Hamas Prime Minister Ismail Haniyeh in Gaza likewise called on Palestinians to launch a new intifada and defiantly declared that “Jerusalem is ours, the land is ours. We will not accept these decisions.”
And at its weekly meeting in Ramallah, the PA cabinet went still further, denying the Jewish link to the burial places of the biblical patriarchs and referring to them in a statement as “Palestinian archeological and heritage sites.”
Not surprisingly, the international community was also quick to side with the Palestinians. The European Union called it a “provocative act,” as did the US State Department, and the UN special coordinator for the Middle East peace process issued a statement saying he was “concerned” by the decision.
This tempest over tombs is both absurd and offensive, and Israel should not in any way buckle under to the pressure.
Sites such as Rachel’s Tomb and the Cave of the Patriarchs are part of the national and religious patrimony of the Jewish people, and we do not need anyone’s permission to renovate and maintain them. Our reverence for these sites and attachment to them predates Muhammad and precedes Jesus, and no one has the right to lecture us about where and how we choose to serve God.
In fact, this entire episode provides a revealing glimpse of just how transparently hypocritical our critics have become. After all, it was nearly 15 years ago, in the September 1995 Oslo II Accords, that the Palestinians themselves recognized Israel’s attachment to Rachel’s Tomb. In Article V, Annex I to the agreement, the Palestinians agreed that “the present situation and existing practices in the tomb shall be preserved,” meaning that they clearly consented to Israeli control and use of the site, which has never been anything other than a place of Jewish worship.
...YOU DON’T have to be a Biblical scholar or a learned archeologist to recognize the long-standing and incontestably Jewish nature of Rachel’s Tomb and the Cave of the Patriarchs. Arguing otherwise is akin to asserting that the earth is flat, Elvis is still alive and the moon is made of cheese, and that is how the Palestinian claims should be viewed.
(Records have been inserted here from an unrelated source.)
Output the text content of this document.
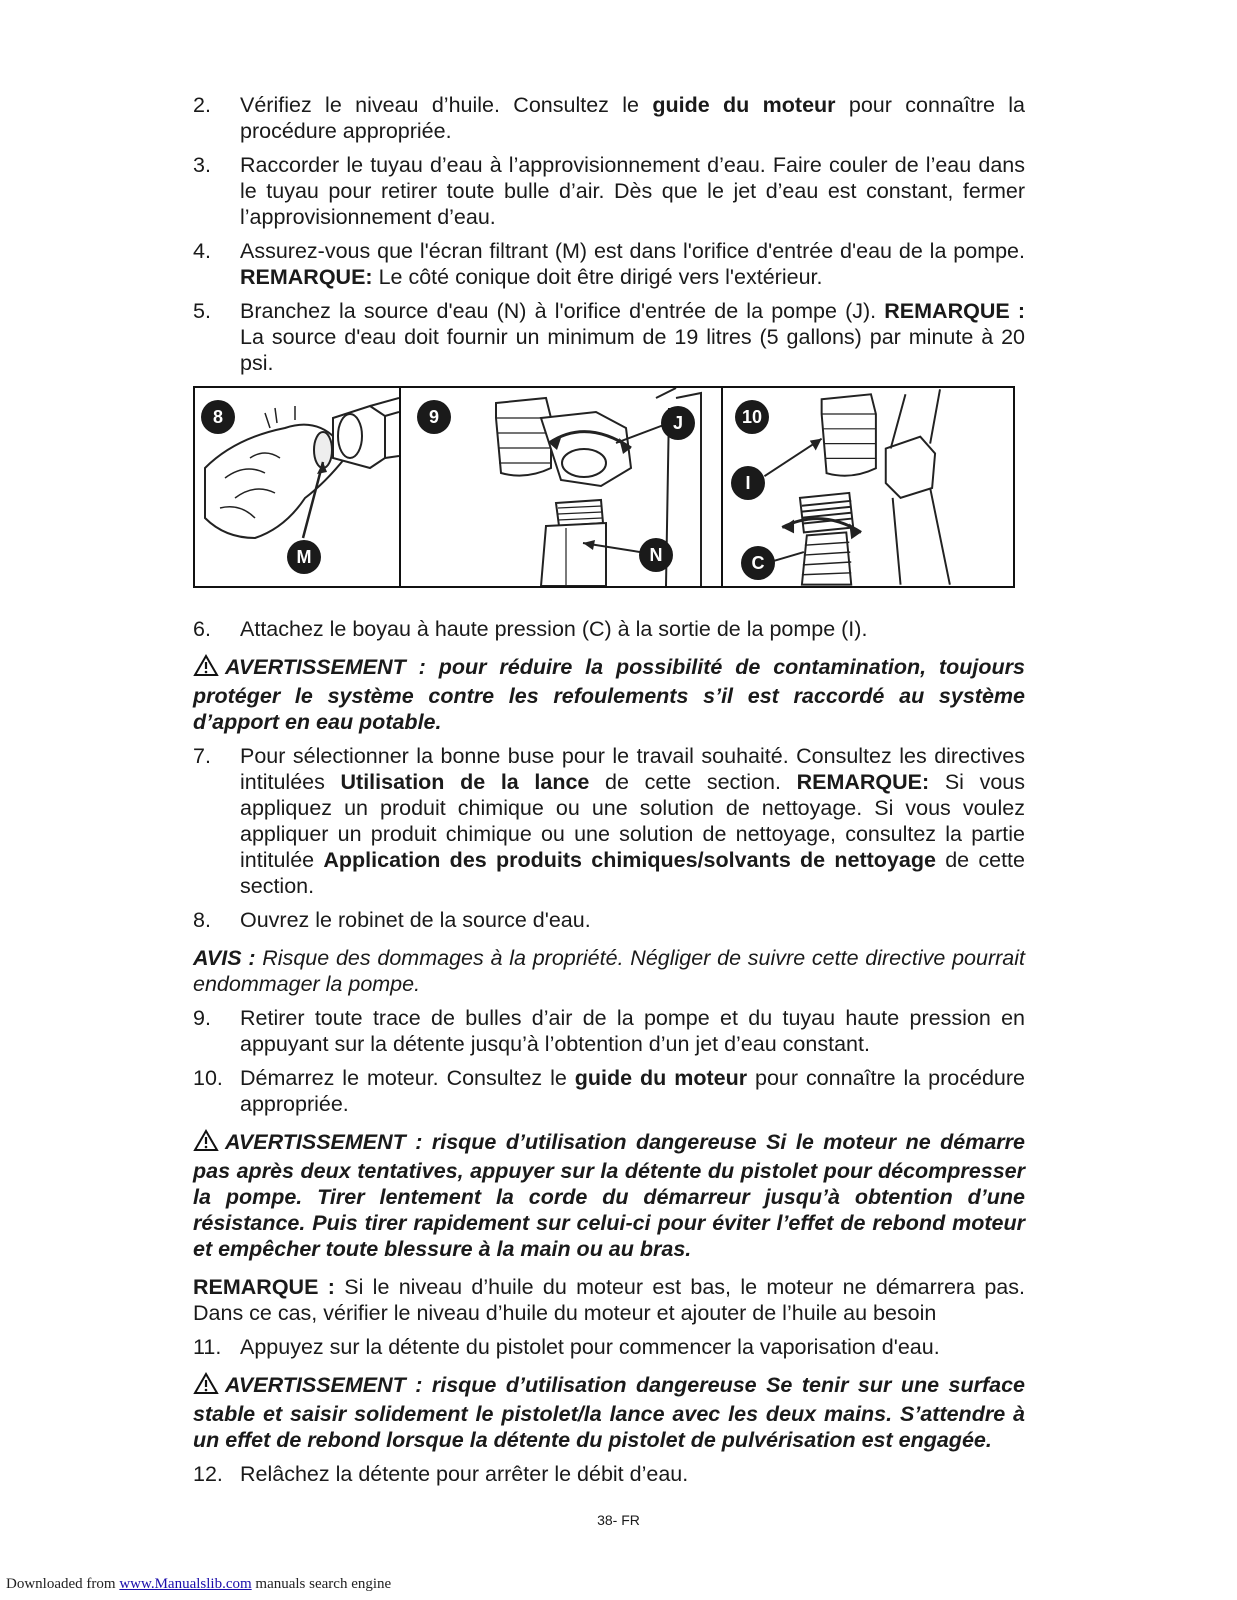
2.	Vérifiez le niveau d’huile. Consultez le guide du moteur pour connaître la procédure appropriée.
3.	Raccorder le tuyau d’eau à l’approvisionnement d’eau. Faire couler de l’eau dans le tuyau pour retirer toute bulle d’air. Dès que le jet d’eau est constant, fermer l’approvisionnement d’eau.
4.	Assurez-vous que l'écran filtrant (M) est dans l'orifice d'entrée d'eau de la pompe. REMARQUE: Le côté conique doit être dirigé vers l'extérieur.
5.	Branchez la source d'eau (N) à l'orifice d'entrée de la pompe (J). REMARQUE : La source d'eau doit fournir un minimum de 19 litres (5 gallons) par minute à 20 psi.
8
M
9	J
N
10
I
C
6.	Attachez le boyau à haute pression (C) à la sortie de la pompe (I).
AVERTISSEMENT : pour réduire la possibilité de contamination, toujours protéger le système contre les refoulements s’il est raccordé au système d’apport en eau potable.
7.	Pour sélectionner la bonne buse pour le travail souhaité. Consultez les directives intitulées Utilisation de la lance de cette section. REMARQUE: Si vous appliquez un produit chimique ou une solution de nettoyage. Si vous voulez appliquer un produit chimique ou une solution de nettoyage, consultez la partie intitulée Application des produits chimiques/solvants de nettoyage de cette section.
8.	Ouvrez le robinet de la source d'eau.
AVIS : Risque des dommages à la propriété. Négliger de suivre cette directive pourrait endommager la pompe.
9.	Retirer toute trace de bulles d’air de la pompe et du tuyau haute pression en appuyant sur la détente jusqu’à l’obtention d’un jet d’eau constant.
10. Démarrez le moteur. Consultez le guide du moteur pour connaître la procédure appropriée.
AVERTISSEMENT : risque d’utilisation dangereuse Si le moteur ne démarre pas après deux tentatives, appuyer sur la détente du pistolet pour décompresser la pompe. Tirer lentement la corde du démarreur jusqu’à obtention d’une résistance. Puis tirer rapidement sur celui-ci pour éviter l’effet de rebond moteur et empêcher toute blessure à la main ou au bras.
REMARQUE : Si le niveau d’huile du moteur est bas, le moteur ne démarrera pas. Dans ce cas, vérifier le niveau d’huile du moteur et ajouter de l’huile au besoin
11. Appuyez sur la détente du pistolet pour commencer la vaporisation d'eau.
AVERTISSEMENT : risque d’utilisation dangereuse Se tenir sur une surface stable et saisir solidement le pistolet/la lance avec les deux mains. S’attendre à un effet de rebond lorsque la détente du pistolet de pulvérisation est engagée.
12. Relâchez la détente pour arrêter le débit d’eau.
38- FR
Downloaded from www.Manualslib.com manuals search engine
Indeed, the late Prof. Ze’ev Vilnai, in his monumental study Holy Tombstones in the Land of Israel, noted that “the Cave of Machpela and the tombs of the patriarchs were known throughout all of the eras, and Jews looked upon them with great esteem” (Vol.1, p. 102). Similarly, regarding Rachel’s Tomb, Vilnai, considered the leading expert on the subject, wrote that it “was known throughout all of the generations, from the earliest ones onward” (Vol.1, p. 149).
But the sad fact is that history and reality just do not seem to matter all that much when it comes to how the world views Israel. Consumed by “holy hysteria,” they prefer to insult and even denigrate our most ancient traditions even as they give the Palestinians a free pass for their refusal to return to the negotiating table.
...We have nothing to apologize for in paying our respects to the founding fathers and mothers of the Jewish people, and it is a blessing that our generation has been given access to their resting places. Treasuring our past, it should be clear, is no sin. But allowing others to trample on it most assuredly would be.